Chi danneggia un edificio pubblico protetto va perseguito d'ufficio

Chiunque danneggi un edificio o un monumento pubblico protetto va perseguito d'ufficio. È quanto chiede una iniziativa parlamentare di Céline Amaudruz (UDC/GE) approvata oggi dal Consiglio nazionale con 109 voti contro 75 e 3 astenuti.
Oggi non esiste una protezione penale specifica contro i danni arrecati da terzi a beni di particolare valore. L'articolo 144 del Codice penale punisce sì i danni alla proprietà, ma la natura del bene colpito, di regola, non incide sull'applicazione della norma.
Eppure, per Amaudruz è evidente che edifici e monumenti pubblici meritano una tutela rafforzata: sono molto visibili, hanno un forte valore simbolico e diventano bersagli ideali. La grande notorietà di simili edifici e monumenti li espone oggi alla minaccia accresciuta di chi, con un pretesto politico, non esita a imbrattarli e danneggiarli nella speranza di attirare i riflettori dei media sulla loro causa, ha aggiunto Simone Gianini (PLR/TI) a nome della commissione.

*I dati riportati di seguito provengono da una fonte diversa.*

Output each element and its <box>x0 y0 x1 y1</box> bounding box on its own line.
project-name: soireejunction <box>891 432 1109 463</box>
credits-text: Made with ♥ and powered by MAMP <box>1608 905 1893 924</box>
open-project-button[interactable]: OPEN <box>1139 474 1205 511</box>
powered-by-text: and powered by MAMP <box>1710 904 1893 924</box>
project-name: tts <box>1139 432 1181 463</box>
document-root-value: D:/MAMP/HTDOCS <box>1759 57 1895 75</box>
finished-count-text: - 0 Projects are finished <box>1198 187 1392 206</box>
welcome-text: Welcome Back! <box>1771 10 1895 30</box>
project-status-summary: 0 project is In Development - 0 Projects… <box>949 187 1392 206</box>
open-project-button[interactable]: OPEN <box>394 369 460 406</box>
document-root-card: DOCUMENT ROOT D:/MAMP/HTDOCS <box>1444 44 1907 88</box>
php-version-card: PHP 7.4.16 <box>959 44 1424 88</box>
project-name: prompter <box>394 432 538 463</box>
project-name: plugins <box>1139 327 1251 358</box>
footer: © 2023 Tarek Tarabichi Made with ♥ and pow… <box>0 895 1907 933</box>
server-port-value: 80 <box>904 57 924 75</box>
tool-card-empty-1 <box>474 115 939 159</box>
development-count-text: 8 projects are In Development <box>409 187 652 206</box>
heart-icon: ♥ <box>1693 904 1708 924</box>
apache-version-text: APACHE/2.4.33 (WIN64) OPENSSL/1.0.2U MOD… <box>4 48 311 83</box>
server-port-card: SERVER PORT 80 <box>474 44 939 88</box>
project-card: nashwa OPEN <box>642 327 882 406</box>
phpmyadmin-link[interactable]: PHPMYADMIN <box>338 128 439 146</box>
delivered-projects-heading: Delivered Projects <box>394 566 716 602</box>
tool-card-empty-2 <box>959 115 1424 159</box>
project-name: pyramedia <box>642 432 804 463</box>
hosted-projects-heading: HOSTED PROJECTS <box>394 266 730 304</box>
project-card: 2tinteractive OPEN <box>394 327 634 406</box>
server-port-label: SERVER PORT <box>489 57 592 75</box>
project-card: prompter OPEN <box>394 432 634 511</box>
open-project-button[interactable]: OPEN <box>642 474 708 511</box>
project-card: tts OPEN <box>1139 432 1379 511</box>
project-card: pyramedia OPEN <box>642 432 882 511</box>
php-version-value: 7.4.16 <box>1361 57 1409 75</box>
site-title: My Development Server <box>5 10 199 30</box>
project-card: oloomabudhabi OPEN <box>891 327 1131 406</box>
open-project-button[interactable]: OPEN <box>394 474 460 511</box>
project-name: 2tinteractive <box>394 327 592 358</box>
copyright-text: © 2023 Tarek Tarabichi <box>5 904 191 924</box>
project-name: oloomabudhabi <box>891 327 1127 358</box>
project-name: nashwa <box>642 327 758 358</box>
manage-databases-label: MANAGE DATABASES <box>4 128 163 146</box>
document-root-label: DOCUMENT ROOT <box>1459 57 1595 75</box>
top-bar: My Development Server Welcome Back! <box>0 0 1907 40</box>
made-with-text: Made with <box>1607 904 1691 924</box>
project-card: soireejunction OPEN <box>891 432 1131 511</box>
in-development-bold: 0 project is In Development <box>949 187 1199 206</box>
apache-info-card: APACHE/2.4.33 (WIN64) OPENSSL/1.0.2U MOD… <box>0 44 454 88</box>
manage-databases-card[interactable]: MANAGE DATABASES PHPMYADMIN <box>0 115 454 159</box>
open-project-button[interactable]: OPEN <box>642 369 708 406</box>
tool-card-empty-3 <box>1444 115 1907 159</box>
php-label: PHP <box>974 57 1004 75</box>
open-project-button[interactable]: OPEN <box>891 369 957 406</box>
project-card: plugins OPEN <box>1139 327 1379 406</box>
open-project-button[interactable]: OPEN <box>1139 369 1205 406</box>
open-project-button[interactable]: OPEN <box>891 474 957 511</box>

Secondo Amaudruz non sono semplici danni materiali: «è un attacco al nostro patrimonio comune e alla nostra identità». In Francia la distruzione o il danneggiamento di beni protetti può essere punita con fino a 7 anni di prigione e 100.000 euro di multa; in Italia perfino semplici graffiti su monumenti storici possono comportare pene severe, ha sottolineato la ginevrina che propone una pena detentiva sino a cinque anni o una pena pecuniaria di almeno 90 aliquote giornaliere.
Inutile l'opposizione di Meret Schneider (Verdi/ZH), che ha ricordato come già oggi chi danneggia un edificio o un monumento viene punito. Per la zurighese la proposta contiene un difetto importante: punisce il colpevole non in base alla sua colpa ma in base all'oggetto danneggiato.
Instaurando una distinzione tra edifici pubblici e privati, si creerebbero diverse categorie di proprietà che godrebbero di livelli di protezione differenti, ha sottolineato l'ecologista, ricordando che tale argomento era stato sollevato anche dalla Commissione degli affari giuridici (CAG-S) del Consiglio degli Stati. Schneider ha anche denunciato il sovraccarico di lavoro per la giustizia, che dovrà in ogni caso aprire un procedimento, anche quando vi siano indizi sull'autore del reato.
L'atto parlamentare passa ora all'esame del Consiglio degli Stati, la cui CAG-S in prima lettura aveva respinto la proposta con 10 voti contro 2. Qualora i «senatori» dovessero confermare il «niet» della propria commissione, l'iniziativa parlamentare verrebbe archiviata.